Von der Sehnsucht nach Frieden

OLFEN "Einigkeit und Recht und Freiheit ..." Mit dem Deutschlandlied endete am Sonntag im Stadtpark die traditionelle Gedenkfeier zum Volkstrauertag.

von Von Edith Möller

, 18.11.2007 / Lesedauer: 2 min
Von der Sehnsucht nach Frieden

Die Kranzniederlegung.

Viele Vereine, Verbände, Mitglieder des Rates und Bürger der Stadt nahmen an der feierlichen Zeremonie zum Gedenken der Gefallenen und Vermissten beider Weltkriege teil. Musikalisch untermalt wurde die Feier vom Spielmannszug und dem Musikcorps der Stadt Olfen sowie vom MGV Harmonia.

Unschuldige Opfer

Pfarrer Thorsten Melchert erzählte in seiner Ansprache vom Konficamp, das im Spätsommer diesen Jahres mit Konfirmanden veranstaltet wurde. Eine Gruppe habe sich der Kriegsgräber angenommen. Betroffen waren die Jugendlichen bei den Namen von drei Olfener Kindern, die zu Besuch in Datteln waren und nach einem Bombenabwurf wie schlafend auf einer Bank saßen. Die Kinder waren tot.

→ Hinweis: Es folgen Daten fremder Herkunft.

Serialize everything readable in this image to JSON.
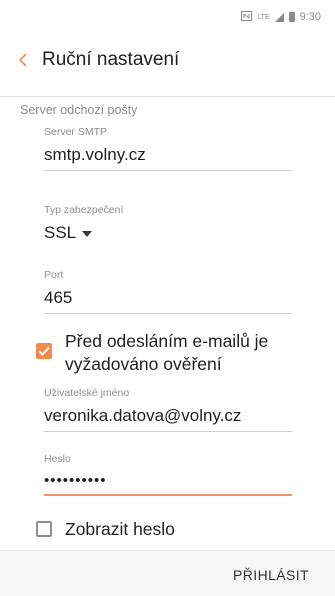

Gerade mit dem Blick auf die Unschuldigen offenbare sich eine der hässlichsten Fratzen des Krieges. Was bliebe, seien Mahnmale wie diese. Vergangen seien zwar die beiden Weltkriege, vergangen sei aber nicht die Lust, politische Auseinandersetzungen militärisch zu lösen. "Über 200 Kriege überall auf der Welt seit 1945, die bald die Zahl der Toten des 2. Weltkrieges übertroffen haben werden, sind die verheerende Bilanz nach 62 Jahren."

Aufgabe erfüllen

Die weltweite Bereitschaft zur Anwendung von Gewalt zur Durchsetzung des eigenen Willens über andere, sei nach wie vor sehr ausgeprägt. Mahnmale würden die Vergangenheit ins Gedächtnis rufen. "Lasst uns miteinander dafür sorgen, dass der Volkstrauertag seine Aufgabe erfüllt: Uns den Respekt vor den Toten und die Sehnsucht nach dem Frieden zu lehren."